The following day, I reached out to my sisters, messaged them on Facebook. I told them I believed their father was mine too, that I didn’t think he knew. My mother died not telling anyone about me, I wanted nothing more than health information and to know where and who I came from. I made all my social media public so they could see I was not a serial killer. I was a respectable human being any right-minded person would want to know.

Adoptees have to explain, qualify, reassure and beg for mercy from strangers we hope will understand our need and want and treat us with dignity.

That night, my sisters responded. They said they were shocked but thrilled, and open to a relationship. We corresponded for hours, exchanging family photos and life stories. Their kindness filled my soul like a prayer sung loud in a crowded church. We all agreed that Hal would never respond to the bananas message I left him.

And then he did. He denied having sex with my mother. Then, I said – DNA.

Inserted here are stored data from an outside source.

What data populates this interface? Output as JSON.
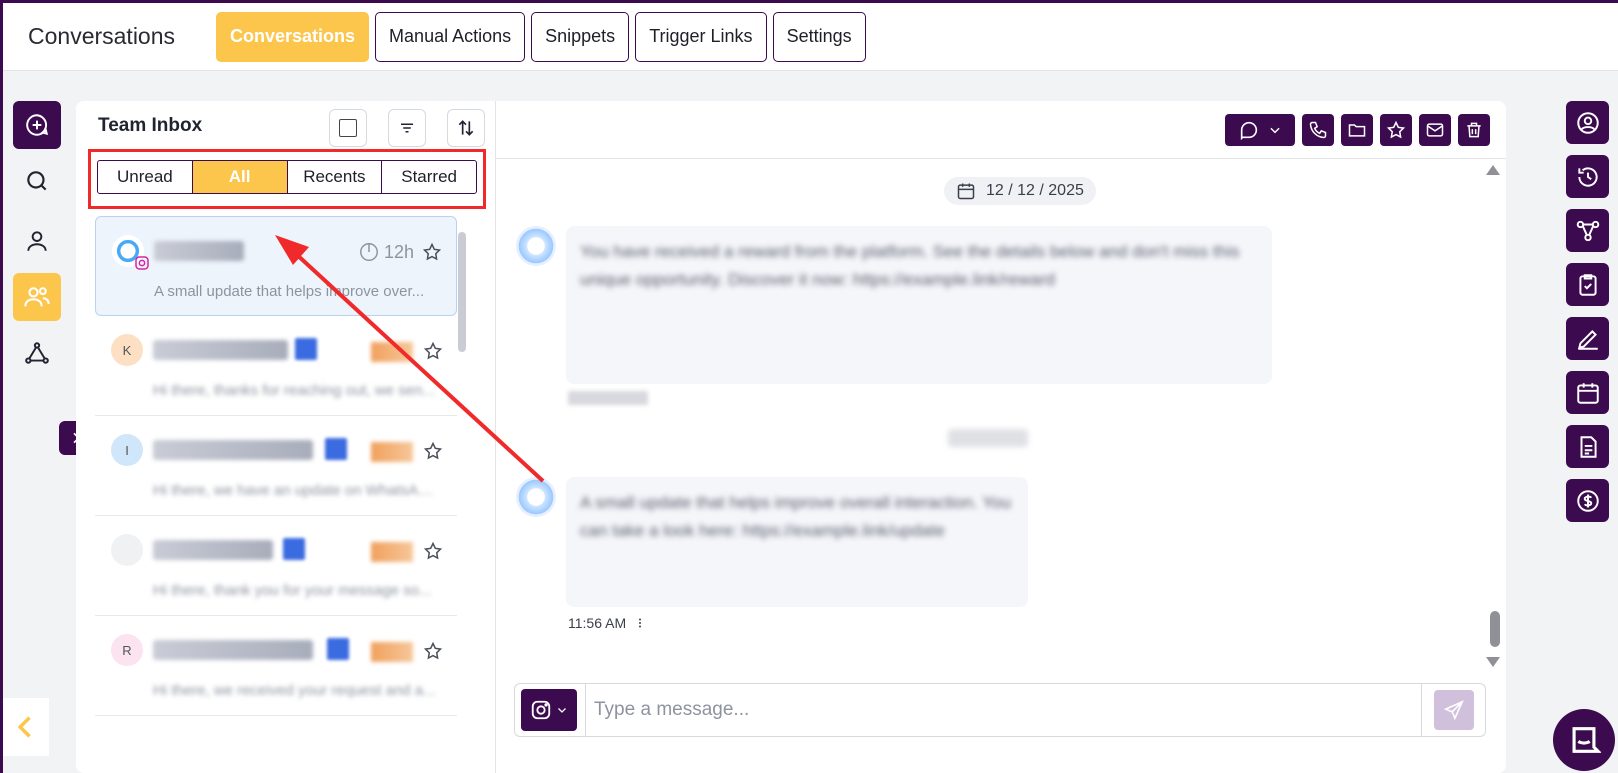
{
  "app": {
    "title": "Conversations"
  },
  "tabs": [
    {
      "label": "Conversations",
      "active": true
    },
    {
      "label": "Manual Actions",
      "active": false
    },
    {
      "label": "Snippets",
      "active": false
    },
    {
      "label": "Trigger Links",
      "active": false
    },
    {
      "label": "Settings",
      "active": false
    }
  ],
  "left_rail": {
    "icons": [
      "new-message-icon",
      "search-icon",
      "user-icon",
      "team-users-icon",
      "network-icon"
    ],
    "expand_icon": "chevron-right-icon",
    "back_icon": "chevron-left-icon"
  },
  "inbox": {
    "title": "Team Inbox",
    "filters": [
      {
        "label": "Unread",
        "active": false
      },
      {
        "label": "All",
        "active": true
      },
      {
        "label": "Recents",
        "active": false
      },
      {
        "label": "Starred",
        "active": false
      }
    ],
    "conversations": [
      {
        "initial": "",
        "time": "12h",
        "preview": "A small update that helps improve over...",
        "selected": true,
        "channel": "instagram"
      },
      {
        "initial": "K",
        "time": "",
        "preview": "Hi there, thanks for reaching out, we sen...",
        "selected": false
      },
      {
        "initial": "I",
        "time": "",
        "preview": "Hi there, we have an update on WhatsApp...",
        "selected": false
      },
      {
        "initial": "",
        "time": "",
        "preview": "Hi there, thank you for your message so...",
        "selected": false
      },
      {
        "initial": "R",
        "time": "",
        "preview": "Hi there, we received your request and a...",
        "selected": false
      }
    ]
  },
  "chat": {
    "date": "12 / 12 / 2025",
    "messages": [
      {
        "text": "You have received a reward from the platform. See the details below and don't miss this unique opportunity. Discover it now: https://example.link/reward"
      },
      {
        "text": "A small update that helps improve overall interaction. You can take a look here: https://example.link/update",
        "time": "11:56 AM"
      }
    ],
    "composer_placeholder": "Type a message..."
  },
  "colors": {
    "brand": "#3b0a4f",
    "accent": "#fcc64d",
    "highlight": "#f02a2a"
  }
}
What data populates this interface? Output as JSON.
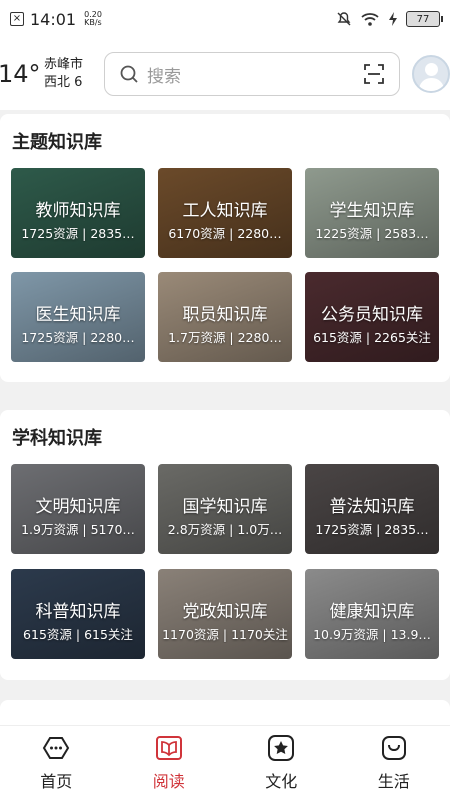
{
  "status": {
    "time": "14:01",
    "speed_value": "0.20",
    "speed_unit": "KB/s",
    "battery": "77"
  },
  "header": {
    "temp": "14°",
    "city": "赤峰市",
    "wind": "西北 6",
    "search_placeholder": "搜索"
  },
  "sections": [
    {
      "title": "主题知识库",
      "cards": [
        {
          "title": "教师知识库",
          "meta": "1725资源 | 2835…",
          "bg": "#2e5a4a"
        },
        {
          "title": "工人知识库",
          "meta": "6170资源 | 2280…",
          "bg": "#6b4a2a"
        },
        {
          "title": "学生知识库",
          "meta": "1225资源 | 2583…",
          "bg": "#8f9a8e"
        },
        {
          "title": "医生知识库",
          "meta": "1725资源 | 2280…",
          "bg": "#7f97a8"
        },
        {
          "title": "职员知识库",
          "meta": "1.7万资源 | 2280…",
          "bg": "#9a8a78"
        },
        {
          "title": "公务员知识库",
          "meta": "615资源 | 2265关注",
          "bg": "#4a2a2e"
        }
      ]
    },
    {
      "title": "学科知识库",
      "cards": [
        {
          "title": "文明知识库",
          "meta": "1.9万资源 | 5170…",
          "bg": "#6d6e72"
        },
        {
          "title": "国学知识库",
          "meta": "2.8万资源 | 1.0万…",
          "bg": "#6a6a66"
        },
        {
          "title": "普法知识库",
          "meta": "1725资源 | 2835…",
          "bg": "#4a4545"
        },
        {
          "title": "科普知识库",
          "meta": "615资源 | 615关注",
          "bg": "#2c3a4c"
        },
        {
          "title": "党政知识库",
          "meta": "1170资源 | 1170关注",
          "bg": "#8a8178"
        },
        {
          "title": "健康知识库",
          "meta": "10.9万资源 | 13.9…",
          "bg": "#8b8b8b"
        }
      ]
    }
  ],
  "nav": [
    {
      "label": "首页",
      "icon": "home-chat-icon",
      "active": false
    },
    {
      "label": "阅读",
      "icon": "book-icon",
      "active": true
    },
    {
      "label": "文化",
      "icon": "star-box-icon",
      "active": false
    },
    {
      "label": "生活",
      "icon": "bag-icon",
      "active": false
    }
  ],
  "colors": {
    "accent": "#d0343a"
  }
}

He remembered their nights together and said yes, I must be your father. He asked what I wanted. I assured him nothing more than information. He was so kind. I then told him I made contact with his daughters. He then said mean and angry words. He told me because I did that, I may never hear from him again.

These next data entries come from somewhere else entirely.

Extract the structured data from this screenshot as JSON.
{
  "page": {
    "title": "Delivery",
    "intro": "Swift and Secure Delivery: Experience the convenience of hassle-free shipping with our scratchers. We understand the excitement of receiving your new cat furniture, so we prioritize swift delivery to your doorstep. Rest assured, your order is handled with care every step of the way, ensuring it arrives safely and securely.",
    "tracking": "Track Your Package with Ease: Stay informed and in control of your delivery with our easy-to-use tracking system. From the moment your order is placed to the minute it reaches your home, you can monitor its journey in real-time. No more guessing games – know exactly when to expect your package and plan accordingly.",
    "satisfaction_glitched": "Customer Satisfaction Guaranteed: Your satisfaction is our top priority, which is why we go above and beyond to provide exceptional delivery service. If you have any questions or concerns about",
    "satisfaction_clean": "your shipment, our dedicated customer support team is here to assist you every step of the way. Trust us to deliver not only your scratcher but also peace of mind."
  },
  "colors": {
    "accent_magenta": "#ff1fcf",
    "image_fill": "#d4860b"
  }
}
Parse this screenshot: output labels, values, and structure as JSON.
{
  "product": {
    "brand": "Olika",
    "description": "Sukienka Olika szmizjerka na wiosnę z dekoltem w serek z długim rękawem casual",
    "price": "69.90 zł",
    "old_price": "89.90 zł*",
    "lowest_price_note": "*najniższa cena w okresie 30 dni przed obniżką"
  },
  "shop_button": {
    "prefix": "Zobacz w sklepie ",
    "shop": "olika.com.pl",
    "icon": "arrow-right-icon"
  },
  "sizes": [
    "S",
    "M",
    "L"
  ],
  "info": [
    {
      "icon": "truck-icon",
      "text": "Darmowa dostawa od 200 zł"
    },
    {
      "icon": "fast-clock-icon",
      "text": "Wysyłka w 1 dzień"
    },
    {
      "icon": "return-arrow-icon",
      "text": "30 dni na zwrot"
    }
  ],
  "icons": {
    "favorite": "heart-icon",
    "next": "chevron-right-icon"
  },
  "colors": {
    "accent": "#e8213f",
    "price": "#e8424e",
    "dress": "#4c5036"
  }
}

My daughter stopped recording when she saw my face shift to despair. I hung up and sobbed. I then composed myself, got my shit together. I reminded myself I am an imperfect human and maybe I made a mistake. Or maybe I didn’t. But I was okay either way. I had a loving family and fulfilling life and fuck, I hated having to do this. This reaching out. This risking and falling.

Two hours later, as I pulled into the parking lot of the grocery store and blue skies shone through my windshield, my phone vibrated again and with it my body. I answered his call on the first ring and he said he was sorry. He told me he was just shocked. “If I knew, I would have raised you.” Three hours later we hung up.

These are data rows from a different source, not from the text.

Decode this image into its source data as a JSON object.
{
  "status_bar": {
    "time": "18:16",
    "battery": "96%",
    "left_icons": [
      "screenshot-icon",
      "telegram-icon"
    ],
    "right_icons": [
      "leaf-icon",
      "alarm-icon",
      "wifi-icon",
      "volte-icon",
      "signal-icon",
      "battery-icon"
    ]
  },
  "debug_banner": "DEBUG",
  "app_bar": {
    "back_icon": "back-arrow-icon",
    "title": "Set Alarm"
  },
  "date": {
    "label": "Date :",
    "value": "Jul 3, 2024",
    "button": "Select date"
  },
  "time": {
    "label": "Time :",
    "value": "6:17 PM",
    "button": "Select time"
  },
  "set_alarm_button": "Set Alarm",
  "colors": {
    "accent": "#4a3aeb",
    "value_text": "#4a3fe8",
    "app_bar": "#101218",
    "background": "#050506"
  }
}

My story is one of hope and perseverance. My story is also one of great grief, profound emptiness, and the struggle to reconcile with what could have been. Who would I be if I grew up knowing who I looked like or why I love writing or have fat toes and a genetic predisposition to psoriasis and anxiety? Who would I be if my life was defined by answers rather than questions? I don’t know — can’t know — all I know is this:

We are here, in this Garden of Earthly Delights, to find a way to embrace the contradiction, to embrace our contrasting parts, to accept our beauty and ugliness and the beauty and ugliness of humankind.

We are not here to compartmentalize, although we do that so well. We are here to overcome. To thrive, grow and flourish. To love and to mourn. To stick it out as best we can, having some fun and debauchery along the way.

blogger’s note – I share her story because I’ve had similar experiences hunting down my own genetic relations. It can be fearful and exciting – all at the same time.